VEH 30/447. Desert Hawk III
Unmanned Aerial Systems (UAS) form an important element of the Royal Artillery’s ISTAR (Intelligence, Surveillance, Target Acquisition and Reconnaissance) capability. In this respect they are the successors to the early aircraft flown from the Wood Road hangars at Larkhill in 1910, when the use of aeroplanes to observe military movements in the field was first demonstrated during an Army training exercise.
Unmanned aircraft have been used by the Royal Artillery since the 1960s, and our museum collection holds examples of a number of different UAS including the Northrop Falconer, Canadair Midge, Phoenix and Hermes 450. Two different systems are in use with the Regiment today, the large Watchkeeper made by Thales, and the much smaller Desert Hawk III.

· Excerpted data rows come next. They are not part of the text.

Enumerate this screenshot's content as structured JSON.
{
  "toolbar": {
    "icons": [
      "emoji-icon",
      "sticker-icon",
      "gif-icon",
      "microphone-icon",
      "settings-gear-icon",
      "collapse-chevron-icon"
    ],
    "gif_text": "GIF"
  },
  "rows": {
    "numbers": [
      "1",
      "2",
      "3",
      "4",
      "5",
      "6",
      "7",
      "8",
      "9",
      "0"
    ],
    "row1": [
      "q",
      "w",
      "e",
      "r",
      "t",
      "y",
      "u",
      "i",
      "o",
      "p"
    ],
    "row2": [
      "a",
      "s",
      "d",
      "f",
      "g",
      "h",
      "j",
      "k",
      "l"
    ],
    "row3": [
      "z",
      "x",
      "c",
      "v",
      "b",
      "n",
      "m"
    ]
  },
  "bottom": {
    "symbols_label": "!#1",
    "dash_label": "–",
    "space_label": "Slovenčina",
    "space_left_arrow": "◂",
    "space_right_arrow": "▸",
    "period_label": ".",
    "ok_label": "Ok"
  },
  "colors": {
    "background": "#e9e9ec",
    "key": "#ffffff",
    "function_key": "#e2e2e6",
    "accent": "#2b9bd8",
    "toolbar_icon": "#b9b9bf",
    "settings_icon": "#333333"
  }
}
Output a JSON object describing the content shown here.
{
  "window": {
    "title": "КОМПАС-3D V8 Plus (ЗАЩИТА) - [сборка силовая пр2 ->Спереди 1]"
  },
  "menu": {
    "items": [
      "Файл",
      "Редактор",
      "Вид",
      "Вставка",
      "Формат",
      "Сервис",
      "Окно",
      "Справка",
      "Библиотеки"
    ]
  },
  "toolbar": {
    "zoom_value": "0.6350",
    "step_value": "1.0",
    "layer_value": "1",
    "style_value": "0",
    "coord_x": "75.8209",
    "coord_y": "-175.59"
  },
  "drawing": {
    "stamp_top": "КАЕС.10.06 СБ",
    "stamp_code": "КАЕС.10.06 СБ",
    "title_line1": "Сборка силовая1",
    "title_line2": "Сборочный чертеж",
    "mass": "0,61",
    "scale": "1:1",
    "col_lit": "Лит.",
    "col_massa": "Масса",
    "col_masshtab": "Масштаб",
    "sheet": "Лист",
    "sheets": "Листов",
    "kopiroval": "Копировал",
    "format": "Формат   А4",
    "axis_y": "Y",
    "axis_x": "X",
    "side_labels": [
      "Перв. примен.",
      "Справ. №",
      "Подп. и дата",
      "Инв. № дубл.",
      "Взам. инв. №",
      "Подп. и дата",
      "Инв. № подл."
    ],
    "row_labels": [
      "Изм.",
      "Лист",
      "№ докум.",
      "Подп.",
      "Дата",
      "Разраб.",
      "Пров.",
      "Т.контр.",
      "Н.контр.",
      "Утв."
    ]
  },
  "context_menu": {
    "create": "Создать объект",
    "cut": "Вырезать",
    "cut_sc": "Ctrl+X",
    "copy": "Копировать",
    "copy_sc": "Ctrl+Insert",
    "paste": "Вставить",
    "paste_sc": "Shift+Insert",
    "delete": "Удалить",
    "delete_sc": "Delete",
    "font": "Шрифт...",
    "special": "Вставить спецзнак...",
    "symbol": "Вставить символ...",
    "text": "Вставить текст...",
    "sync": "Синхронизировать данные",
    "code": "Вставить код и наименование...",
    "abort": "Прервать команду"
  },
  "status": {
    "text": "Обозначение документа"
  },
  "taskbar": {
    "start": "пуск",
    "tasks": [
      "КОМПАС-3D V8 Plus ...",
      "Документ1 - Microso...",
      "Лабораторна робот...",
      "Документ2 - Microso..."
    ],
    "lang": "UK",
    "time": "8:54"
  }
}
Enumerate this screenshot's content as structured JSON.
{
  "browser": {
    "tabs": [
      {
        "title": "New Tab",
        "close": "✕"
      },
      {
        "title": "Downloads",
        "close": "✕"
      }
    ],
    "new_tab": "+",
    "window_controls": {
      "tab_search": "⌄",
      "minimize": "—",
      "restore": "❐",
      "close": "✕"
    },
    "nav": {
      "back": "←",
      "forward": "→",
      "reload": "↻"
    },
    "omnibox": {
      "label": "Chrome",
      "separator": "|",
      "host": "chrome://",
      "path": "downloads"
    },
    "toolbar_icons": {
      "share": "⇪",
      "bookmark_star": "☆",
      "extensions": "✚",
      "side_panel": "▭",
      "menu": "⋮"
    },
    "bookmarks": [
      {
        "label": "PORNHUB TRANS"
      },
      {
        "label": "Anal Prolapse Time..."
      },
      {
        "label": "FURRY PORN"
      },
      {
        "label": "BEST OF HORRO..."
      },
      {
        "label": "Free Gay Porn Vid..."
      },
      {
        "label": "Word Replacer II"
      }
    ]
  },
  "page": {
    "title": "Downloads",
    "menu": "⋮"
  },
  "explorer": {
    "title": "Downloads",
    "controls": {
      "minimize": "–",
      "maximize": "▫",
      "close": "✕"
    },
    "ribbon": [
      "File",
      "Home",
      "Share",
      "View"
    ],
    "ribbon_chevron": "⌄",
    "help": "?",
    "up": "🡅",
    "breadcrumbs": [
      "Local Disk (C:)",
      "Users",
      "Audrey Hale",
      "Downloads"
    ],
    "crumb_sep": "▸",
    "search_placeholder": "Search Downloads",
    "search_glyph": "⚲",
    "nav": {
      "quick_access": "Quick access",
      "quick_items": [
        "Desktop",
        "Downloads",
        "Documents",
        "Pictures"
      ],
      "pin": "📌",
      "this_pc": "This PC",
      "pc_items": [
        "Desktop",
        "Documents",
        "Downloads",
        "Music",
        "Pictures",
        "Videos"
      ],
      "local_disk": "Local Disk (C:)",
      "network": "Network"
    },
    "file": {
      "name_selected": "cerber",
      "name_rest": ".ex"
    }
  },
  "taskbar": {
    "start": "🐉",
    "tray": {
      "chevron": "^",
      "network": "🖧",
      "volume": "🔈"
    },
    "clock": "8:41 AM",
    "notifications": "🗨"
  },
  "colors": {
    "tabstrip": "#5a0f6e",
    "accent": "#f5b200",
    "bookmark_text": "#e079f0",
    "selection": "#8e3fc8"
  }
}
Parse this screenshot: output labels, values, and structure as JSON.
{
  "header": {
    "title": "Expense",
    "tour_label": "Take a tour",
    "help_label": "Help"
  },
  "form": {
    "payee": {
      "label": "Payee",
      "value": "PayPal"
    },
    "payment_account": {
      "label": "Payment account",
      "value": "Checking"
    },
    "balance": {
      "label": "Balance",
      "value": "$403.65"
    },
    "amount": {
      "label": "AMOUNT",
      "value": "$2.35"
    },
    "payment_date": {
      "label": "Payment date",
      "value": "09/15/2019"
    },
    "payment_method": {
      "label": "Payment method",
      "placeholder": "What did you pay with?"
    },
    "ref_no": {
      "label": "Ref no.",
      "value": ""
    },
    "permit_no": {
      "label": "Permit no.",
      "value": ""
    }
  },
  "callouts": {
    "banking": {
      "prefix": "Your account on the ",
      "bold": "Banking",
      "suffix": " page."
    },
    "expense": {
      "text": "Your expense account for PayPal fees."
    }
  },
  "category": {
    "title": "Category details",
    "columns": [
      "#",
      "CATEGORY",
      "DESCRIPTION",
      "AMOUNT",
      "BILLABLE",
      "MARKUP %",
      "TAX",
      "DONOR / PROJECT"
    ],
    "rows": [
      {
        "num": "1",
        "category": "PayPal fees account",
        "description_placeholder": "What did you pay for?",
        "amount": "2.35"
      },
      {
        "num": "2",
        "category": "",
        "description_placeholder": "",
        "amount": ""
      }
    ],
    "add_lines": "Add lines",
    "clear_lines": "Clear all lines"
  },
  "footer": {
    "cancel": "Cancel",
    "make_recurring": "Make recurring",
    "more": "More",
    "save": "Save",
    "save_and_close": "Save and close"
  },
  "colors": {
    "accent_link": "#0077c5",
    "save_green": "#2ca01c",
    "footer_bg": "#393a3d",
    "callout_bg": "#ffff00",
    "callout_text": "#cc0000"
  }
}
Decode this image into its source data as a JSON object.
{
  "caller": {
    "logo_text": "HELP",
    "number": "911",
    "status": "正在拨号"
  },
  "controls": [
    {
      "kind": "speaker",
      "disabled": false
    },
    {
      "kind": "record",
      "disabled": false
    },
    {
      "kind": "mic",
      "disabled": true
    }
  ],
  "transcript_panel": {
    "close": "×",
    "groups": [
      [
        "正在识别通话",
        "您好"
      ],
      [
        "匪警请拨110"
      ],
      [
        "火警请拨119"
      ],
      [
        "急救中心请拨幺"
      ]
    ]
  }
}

Lockheed Martin’s original Desert Hawk was a battery-powered miniature UAS developed in 2002. The Desert Hawk III, developed in 2006, is lighter and more rugged than its predecessor and can fly for one hour to a radius of around fifteen kilometres. Many people are surprised to find that the controller resembles that for an Xbox 360! Desert Hawk III was first used by the Royal Artillery in 2007 and has seen extensive service in Iraq and Afghanistan.
In December 2022, the Ministry of Defence announced that it had awarded a contract to Lockheed Martin for two new UAS to replace Desert Hawk III by the end of 2024.
Padre Grafton 104 Regiment RA launching DH3 during training in America.